There are a few cases where the loop elision will correctly fallback and actually generate the loop's code if it detects that a loop does more than mutate its own state.
var i = 0
while (i < 999999)
{
i++ // This is fine.
console.log(i) // Woops: we can't elide that loop now!
}
Now, it realizes that it has to actually generate the loop. Loop elision makes Bali really fast against other JavaScript engines for very specifically cherry picked benchmarks, but serves next to no real-world usage. Yet.
Loop Allocation Elision
Say, we have some code like this (this actually happens in a lot of places):
while (true)
{
let x = "Programming se me utsahit hota hun. Me vyavsaik programmer hun, aur tum ise idhar dekh sakte ho. Ye mera kaushal he."
console.log(x)
}
AFAIK, other JavaScript engines like V8 and SpiderMonkey have an internal string interning "cache" to prevent allocating the same string again and again. Bali takes a different approach, because why not?

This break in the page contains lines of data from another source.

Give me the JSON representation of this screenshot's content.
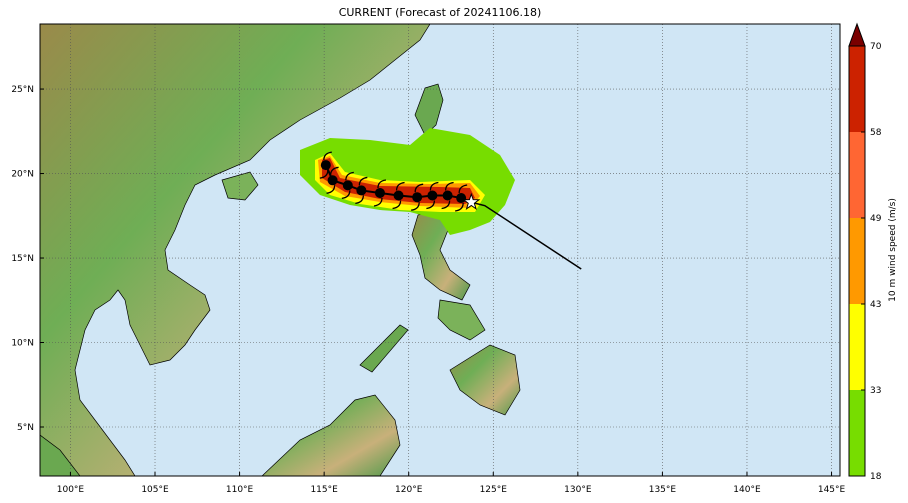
{
  "title": "CURRENT (Forecast of 20241106.18)",
  "map": {
    "lon_range": [
      98.2,
      145.5
    ],
    "lat_range": [
      2.1,
      28.85
    ],
    "ocean_color": "#d0e6f5",
    "gridlines": "dotted",
    "lon_ticks": [
      {
        "value": 100,
        "label": "100°E"
      },
      {
        "value": 105,
        "label": "105°E"
      },
      {
        "value": 110,
        "label": "110°E"
      },
      {
        "value": 115,
        "label": "115°E"
      },
      {
        "value": 120,
        "label": "120°E"
      },
      {
        "value": 125,
        "label": "125°E"
      },
      {
        "value": 130,
        "label": "130°E"
      },
      {
        "value": 135,
        "label": "135°E"
      },
      {
        "value": 140,
        "label": "140°E"
      },
      {
        "value": 145,
        "label": "145°E"
      }
    ],
    "lat_ticks": [
      {
        "value": 5,
        "label": "5°N"
      },
      {
        "value": 10,
        "label": "10°N"
      },
      {
        "value": 15,
        "label": "15°N"
      },
      {
        "value": 20,
        "label": "20°N"
      },
      {
        "value": 25,
        "label": "25°N"
      }
    ]
  },
  "track": {
    "past_track": [
      [
        130.2,
        14.35
      ],
      [
        124.5,
        18.1
      ],
      [
        123.7,
        18.3
      ]
    ],
    "current_position": {
      "lon": 123.7,
      "lat": 18.3,
      "icon": "star-icon"
    },
    "forecast_positions": [
      [
        123.1,
        18.55
      ],
      [
        122.3,
        18.7
      ],
      [
        121.4,
        18.7
      ],
      [
        120.5,
        18.6
      ],
      [
        119.4,
        18.7
      ],
      [
        118.3,
        18.85
      ],
      [
        117.2,
        19.0
      ],
      [
        116.4,
        19.3
      ],
      [
        115.5,
        19.6
      ],
      [
        115.1,
        20.5
      ]
    ],
    "forecast_icon": "typhoon-symbol-icon"
  },
  "colorbar": {
    "label": "10 m wind speed (m/s)",
    "levels": [
      18,
      33,
      43,
      49,
      58,
      70
    ],
    "colors": [
      "#77dd00",
      "#ffff00",
      "#ff9900",
      "#ff6633",
      "#cc2200"
    ],
    "extend_color": "#7a0000"
  }
}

Before a loop is about to be generated, Bali runs an optimization pass over the body to check if any allocations can be moved outside the loop's body. The aforementioned code sample, hence, would be converted into this:
let x = "Programming se me utsahit hota hun. Me vyavsaik programmer hun, aur tum ise idhar dekh sakte ho. Ye mera kaushal he."
while (true)
{
console.log(x)
}
This prevents unnecessary allocations. Yay.
Return-Value Register Scrubber
This optimization essentially allows the engine to emit the ZRETV
instruction. This instruction clears the return-value register, which allows the garbage collector to quickly clear up the memory it might occupy. This makes some badly written code no longer result in an OOM. It, however, like most of Bali, is not battle tested and as such, might result in undefined behaviour. It is disabled by default.
Disabling Optimizations
If you don't want the bytecode generator to spend time optimizing code (you're 100% sure you've written very neat code that will always make your CPU happy or something) or the bytecode generator ends up performing optimization incorrectly (rare, but if it occurs, please file a bug report), then you can disable codegen optimizations.

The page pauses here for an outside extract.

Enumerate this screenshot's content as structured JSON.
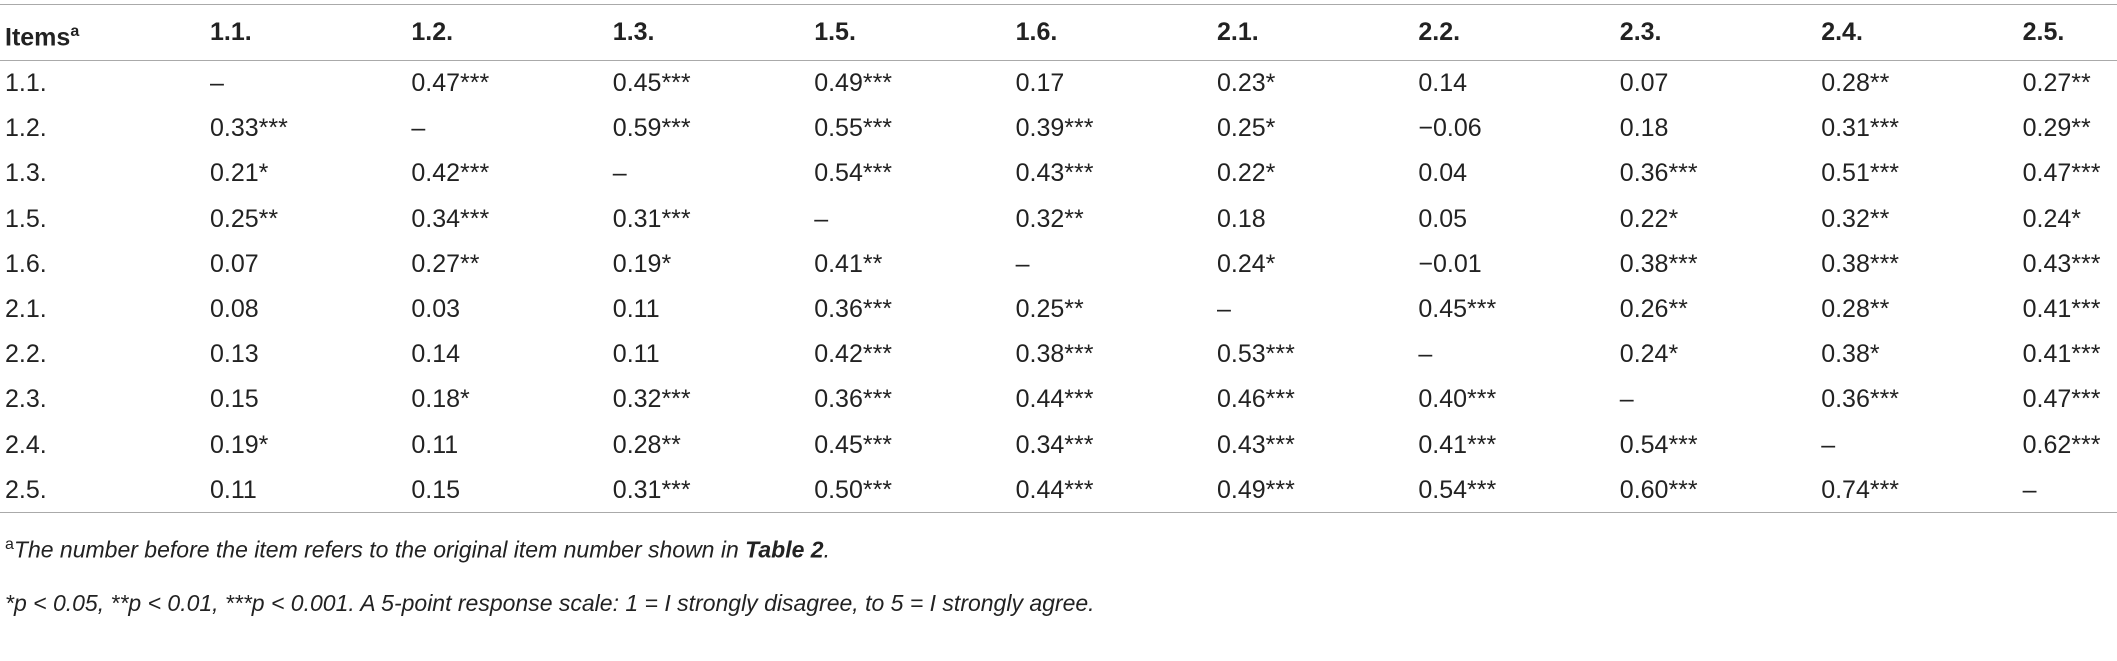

Disabling Optimizations in Balde
Balde exposes the following three flags to control optimizations: * --disable-loop-elision * --disable-loop-allocation-elim * --aggressively-free-retvals * --disable-jit
Disabling Optimizations in Nim code
When instantiating the Runtime
, you can pass an InterpreterOpts
struct containing a CodegenOpts
struct.
var runtime = newRuntime(
fileName, ast,
InterpreterOpts(
codegen: CodegenOpts(
elideLoops: false,
loopAllocationEliminator: false,
aggressivelyFreeRetvals: false,
jitCompiler: false
)
)
)
Using the Native Interface
A small example
Bali exposes a pretty neat two-way interface for native code written in Nim to interact with JavaScript, and vice versa.

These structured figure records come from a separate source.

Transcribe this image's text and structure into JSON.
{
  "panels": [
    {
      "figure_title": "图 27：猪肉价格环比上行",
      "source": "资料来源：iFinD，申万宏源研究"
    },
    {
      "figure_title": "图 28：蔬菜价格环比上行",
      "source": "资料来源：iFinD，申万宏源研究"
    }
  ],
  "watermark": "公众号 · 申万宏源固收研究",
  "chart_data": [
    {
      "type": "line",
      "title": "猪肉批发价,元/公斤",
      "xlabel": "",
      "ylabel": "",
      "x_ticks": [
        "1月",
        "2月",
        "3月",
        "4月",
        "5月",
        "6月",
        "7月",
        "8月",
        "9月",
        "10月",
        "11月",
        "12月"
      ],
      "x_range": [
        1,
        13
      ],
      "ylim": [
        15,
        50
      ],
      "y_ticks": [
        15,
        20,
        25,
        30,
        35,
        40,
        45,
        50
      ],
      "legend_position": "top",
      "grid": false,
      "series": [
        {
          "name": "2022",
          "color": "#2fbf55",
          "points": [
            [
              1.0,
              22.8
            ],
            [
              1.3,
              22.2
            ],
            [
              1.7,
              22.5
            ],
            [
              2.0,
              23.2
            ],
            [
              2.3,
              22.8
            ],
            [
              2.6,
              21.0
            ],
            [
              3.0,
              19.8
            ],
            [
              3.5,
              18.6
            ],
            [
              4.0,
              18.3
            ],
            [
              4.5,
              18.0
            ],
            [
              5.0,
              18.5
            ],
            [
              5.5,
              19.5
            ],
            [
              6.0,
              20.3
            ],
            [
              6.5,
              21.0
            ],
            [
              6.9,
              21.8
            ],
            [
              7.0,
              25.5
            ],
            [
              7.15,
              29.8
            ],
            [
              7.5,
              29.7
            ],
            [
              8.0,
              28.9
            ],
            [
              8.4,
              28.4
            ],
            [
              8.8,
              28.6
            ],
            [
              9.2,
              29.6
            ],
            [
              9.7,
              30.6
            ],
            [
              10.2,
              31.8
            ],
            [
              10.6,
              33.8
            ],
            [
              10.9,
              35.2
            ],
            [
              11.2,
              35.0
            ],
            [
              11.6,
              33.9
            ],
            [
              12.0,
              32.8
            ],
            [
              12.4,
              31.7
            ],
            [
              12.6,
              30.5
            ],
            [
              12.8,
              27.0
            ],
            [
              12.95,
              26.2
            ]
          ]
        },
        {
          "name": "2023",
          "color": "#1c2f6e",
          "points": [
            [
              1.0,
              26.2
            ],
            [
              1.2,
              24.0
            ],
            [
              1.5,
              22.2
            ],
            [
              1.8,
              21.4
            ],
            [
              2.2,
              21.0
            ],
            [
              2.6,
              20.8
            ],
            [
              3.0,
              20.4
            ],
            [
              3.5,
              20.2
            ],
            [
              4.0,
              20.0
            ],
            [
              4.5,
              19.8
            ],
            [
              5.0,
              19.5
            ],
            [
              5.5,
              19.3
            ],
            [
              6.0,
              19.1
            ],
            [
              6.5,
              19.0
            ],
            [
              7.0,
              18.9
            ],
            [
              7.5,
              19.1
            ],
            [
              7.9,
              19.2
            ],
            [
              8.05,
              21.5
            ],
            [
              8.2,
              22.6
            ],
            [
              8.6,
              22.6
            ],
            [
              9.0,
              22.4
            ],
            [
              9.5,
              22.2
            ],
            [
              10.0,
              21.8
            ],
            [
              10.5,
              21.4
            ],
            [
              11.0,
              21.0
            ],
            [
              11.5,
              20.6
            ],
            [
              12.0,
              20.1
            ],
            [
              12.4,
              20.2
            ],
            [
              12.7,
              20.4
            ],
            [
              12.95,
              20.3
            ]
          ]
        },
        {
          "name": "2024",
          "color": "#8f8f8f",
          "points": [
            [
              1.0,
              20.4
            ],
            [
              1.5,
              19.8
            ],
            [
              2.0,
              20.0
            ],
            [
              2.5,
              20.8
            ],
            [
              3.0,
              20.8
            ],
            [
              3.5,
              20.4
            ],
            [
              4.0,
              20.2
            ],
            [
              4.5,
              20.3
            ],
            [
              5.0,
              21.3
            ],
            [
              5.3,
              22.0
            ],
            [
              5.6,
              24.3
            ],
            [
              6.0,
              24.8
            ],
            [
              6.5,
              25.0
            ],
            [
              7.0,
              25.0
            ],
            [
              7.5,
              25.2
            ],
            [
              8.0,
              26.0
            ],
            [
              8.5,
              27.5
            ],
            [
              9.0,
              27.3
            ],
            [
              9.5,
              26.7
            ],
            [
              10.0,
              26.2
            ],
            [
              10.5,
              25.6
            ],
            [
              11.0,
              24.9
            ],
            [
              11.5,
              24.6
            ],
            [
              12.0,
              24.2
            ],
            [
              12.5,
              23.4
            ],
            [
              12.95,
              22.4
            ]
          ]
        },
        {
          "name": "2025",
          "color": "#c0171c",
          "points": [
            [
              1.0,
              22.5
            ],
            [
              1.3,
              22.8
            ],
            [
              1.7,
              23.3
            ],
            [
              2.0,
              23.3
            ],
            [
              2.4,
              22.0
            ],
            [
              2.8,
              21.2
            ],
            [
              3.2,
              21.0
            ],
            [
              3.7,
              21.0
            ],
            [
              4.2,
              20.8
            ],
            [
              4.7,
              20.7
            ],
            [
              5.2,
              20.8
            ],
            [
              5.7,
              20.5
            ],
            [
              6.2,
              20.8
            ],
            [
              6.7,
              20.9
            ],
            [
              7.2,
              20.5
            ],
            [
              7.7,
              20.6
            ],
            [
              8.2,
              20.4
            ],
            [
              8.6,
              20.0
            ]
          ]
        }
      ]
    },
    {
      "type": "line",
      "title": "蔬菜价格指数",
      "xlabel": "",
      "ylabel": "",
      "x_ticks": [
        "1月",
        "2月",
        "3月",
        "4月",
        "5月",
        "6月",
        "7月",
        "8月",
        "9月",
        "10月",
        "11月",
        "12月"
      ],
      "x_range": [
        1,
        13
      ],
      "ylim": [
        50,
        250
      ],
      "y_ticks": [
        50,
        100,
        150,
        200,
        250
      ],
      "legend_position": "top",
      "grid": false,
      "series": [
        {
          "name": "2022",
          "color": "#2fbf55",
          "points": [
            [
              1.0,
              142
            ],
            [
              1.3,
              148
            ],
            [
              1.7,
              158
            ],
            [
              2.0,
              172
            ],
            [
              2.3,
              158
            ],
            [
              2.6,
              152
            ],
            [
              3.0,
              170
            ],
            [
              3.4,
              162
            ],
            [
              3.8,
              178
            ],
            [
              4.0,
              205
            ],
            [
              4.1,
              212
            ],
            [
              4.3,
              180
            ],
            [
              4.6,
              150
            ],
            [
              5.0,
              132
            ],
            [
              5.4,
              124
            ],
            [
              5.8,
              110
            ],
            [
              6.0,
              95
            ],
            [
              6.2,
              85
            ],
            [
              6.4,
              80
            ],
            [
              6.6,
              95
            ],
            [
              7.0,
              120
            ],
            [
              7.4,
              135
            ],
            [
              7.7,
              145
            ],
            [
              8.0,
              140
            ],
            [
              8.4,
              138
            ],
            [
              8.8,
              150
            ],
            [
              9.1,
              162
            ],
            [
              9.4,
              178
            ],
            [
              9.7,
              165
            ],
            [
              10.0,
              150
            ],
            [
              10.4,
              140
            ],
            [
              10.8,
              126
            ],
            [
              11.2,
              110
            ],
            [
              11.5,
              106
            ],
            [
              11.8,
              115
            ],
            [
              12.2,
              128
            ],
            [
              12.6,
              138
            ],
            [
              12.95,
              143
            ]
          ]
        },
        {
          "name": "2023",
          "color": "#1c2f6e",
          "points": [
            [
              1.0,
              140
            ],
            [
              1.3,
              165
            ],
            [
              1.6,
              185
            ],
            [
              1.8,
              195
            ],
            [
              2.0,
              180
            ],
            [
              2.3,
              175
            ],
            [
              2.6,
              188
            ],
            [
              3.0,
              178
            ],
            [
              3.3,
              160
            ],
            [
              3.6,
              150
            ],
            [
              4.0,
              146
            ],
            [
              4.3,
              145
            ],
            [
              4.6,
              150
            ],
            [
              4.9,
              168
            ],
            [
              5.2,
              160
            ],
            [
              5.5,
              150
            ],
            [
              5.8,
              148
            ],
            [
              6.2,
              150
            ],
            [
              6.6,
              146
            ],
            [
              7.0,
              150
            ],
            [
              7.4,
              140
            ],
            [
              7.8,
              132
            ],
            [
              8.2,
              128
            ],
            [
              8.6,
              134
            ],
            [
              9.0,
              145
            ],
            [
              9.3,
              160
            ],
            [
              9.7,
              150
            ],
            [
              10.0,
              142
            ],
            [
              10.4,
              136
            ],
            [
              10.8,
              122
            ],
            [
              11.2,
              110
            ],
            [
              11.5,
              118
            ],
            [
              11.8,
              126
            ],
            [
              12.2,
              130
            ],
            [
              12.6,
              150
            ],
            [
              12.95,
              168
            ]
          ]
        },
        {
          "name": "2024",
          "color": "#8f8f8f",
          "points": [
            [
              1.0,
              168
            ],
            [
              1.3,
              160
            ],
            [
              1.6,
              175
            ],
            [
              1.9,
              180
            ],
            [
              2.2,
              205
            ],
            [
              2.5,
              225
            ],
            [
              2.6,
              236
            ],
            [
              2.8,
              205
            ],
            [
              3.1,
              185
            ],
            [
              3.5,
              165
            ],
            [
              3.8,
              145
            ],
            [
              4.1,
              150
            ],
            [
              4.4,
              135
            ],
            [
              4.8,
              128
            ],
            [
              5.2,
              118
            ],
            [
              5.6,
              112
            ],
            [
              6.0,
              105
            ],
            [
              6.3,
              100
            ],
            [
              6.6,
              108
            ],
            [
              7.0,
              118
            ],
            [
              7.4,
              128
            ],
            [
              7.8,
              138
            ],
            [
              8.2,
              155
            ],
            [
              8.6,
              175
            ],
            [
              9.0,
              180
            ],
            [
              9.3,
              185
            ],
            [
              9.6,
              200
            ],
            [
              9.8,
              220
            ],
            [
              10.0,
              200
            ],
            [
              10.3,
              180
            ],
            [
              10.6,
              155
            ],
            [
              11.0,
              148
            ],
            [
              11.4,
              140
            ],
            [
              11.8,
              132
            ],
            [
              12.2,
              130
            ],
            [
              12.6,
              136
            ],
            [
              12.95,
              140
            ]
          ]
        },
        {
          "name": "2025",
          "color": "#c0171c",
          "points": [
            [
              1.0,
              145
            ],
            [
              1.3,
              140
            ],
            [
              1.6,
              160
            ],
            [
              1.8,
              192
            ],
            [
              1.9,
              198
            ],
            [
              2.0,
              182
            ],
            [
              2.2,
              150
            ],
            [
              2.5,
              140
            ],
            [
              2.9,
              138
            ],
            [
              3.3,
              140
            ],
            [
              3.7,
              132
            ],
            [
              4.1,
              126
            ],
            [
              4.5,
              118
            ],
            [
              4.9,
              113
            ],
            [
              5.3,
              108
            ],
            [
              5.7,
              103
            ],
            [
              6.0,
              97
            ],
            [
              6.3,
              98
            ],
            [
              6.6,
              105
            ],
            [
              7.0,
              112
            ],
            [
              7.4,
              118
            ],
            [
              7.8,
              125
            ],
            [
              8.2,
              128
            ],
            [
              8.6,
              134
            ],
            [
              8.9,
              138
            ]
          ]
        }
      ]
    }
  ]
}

Here's a short example. Here's a brief summary of what it does:
- The JavaScript code has a function called "shoutify" which takes in an argument and returns an all-upper-case version of it.
- The Nim code has a function called "greet" which takes in an argument and prints "Hi there,
import pkg/bali/grammar/prelude
import pkg/bali/runtime/prelude
proc main =
let parser = newParser(
"""
let greeting = greet("tray") // Here, we're calling a native function written in Nim
console.log(greeting)
function shoutify(name)
{
// Make a name seem like it's been SHOUTED OUT.
// This is called by native code.
var x = new String(name);
var y = x.toUpperCase() // Fun fact: `toUpperCase()` is native code. So here, we have native code calling interpreted code, which in turn calls more native code. :^)
return y
}
"""
)
let ast = parser.parse()
var runtime = newRuntime("interop.js", ast)
runtime.defineFn(
"greet",
proc() =
let arg = runtime.ToString(&runtime.argument(1))
ret str("Hi there, " & arg)
,
)
runtime.run() # Execute what we have so far.
let fn = runtime.get("shoutify") # Get the `shoutify` value reference in the global scope
if !fn:
return
let retval = runtime.call(&fn, str("tray")) # Call the `shoutify` function in bytecode. Pass it the arguments it expects.
echo "I AM SHOUTING YOUR NAME AT YOU, " & runtime.ToString(retval) # Take its return value and print it out.